Chico Whitaker
Foi-me solicitado
fazer um balanço do processo do FSM, depois de doze anos de existência. Não
posso apresentar uma lista do que ocorreu nesse tempo, o que seria inclusive
fastidioso. Nem tampouco analisar em poucas páginas os altos e baixos do
processo, com a realização – agora a cada dois anos - de eventos mundiais
maiores e menores, Fóruns Sociais continentais, nacionais e até locais que se
mantém vivos ou desapareceram, Fóruns Temáticos que se multiplicam pelo mundo
afora; ou falar das articulações e redes, assim como novas campanhas, que
nasceram nesses encontros, na luta pela construção do “outro mundo possível”.

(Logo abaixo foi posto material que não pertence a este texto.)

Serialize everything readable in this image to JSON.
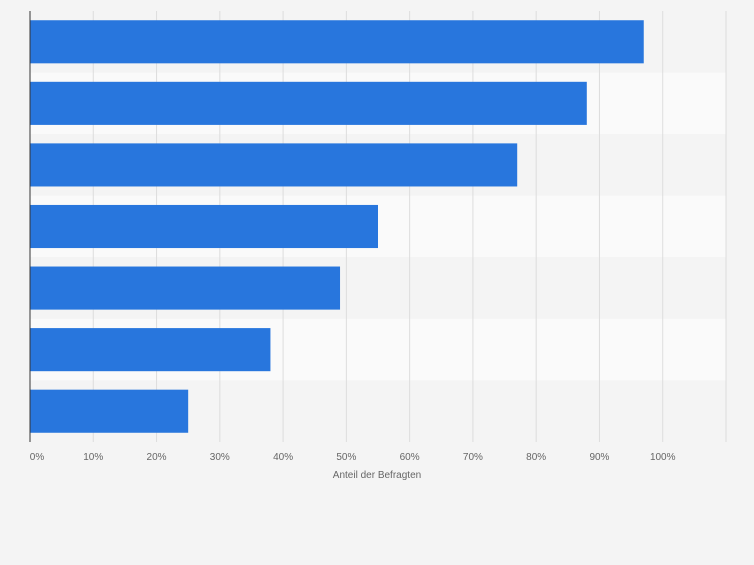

Darei somente alguns elementos que talvez permitam sentir a dinâmica do
processo, apresentando o que aconteceu no FSM 2013, em Tunis.
O mínimo que se pode
dizer desse FSM é o que disse um dos seus veteranos, o cientista político
norte-americano Immanuel Walerstein, em seu “Comentário” n. 350 [i]:
O Fórum Social Mundial está vivo e está
bem.
Eric Toussaint, outro veterano, do Comitê pela Anulação da
Dívida do Terceiro Mundo, foi mais completo
em entrevista a Sergio Ferrari[ii]:
o Fórum Social, de maneira incontestável,
se mantém como o único lugar e o marco mundial onde se encontram os movimentos
sociais. Nesse sentido, e na ausência de outra alternativa, continua sendo
muito importante.
E o próprio titulo da
avaliação do sociólogo canadense Pierre Baudet[iii]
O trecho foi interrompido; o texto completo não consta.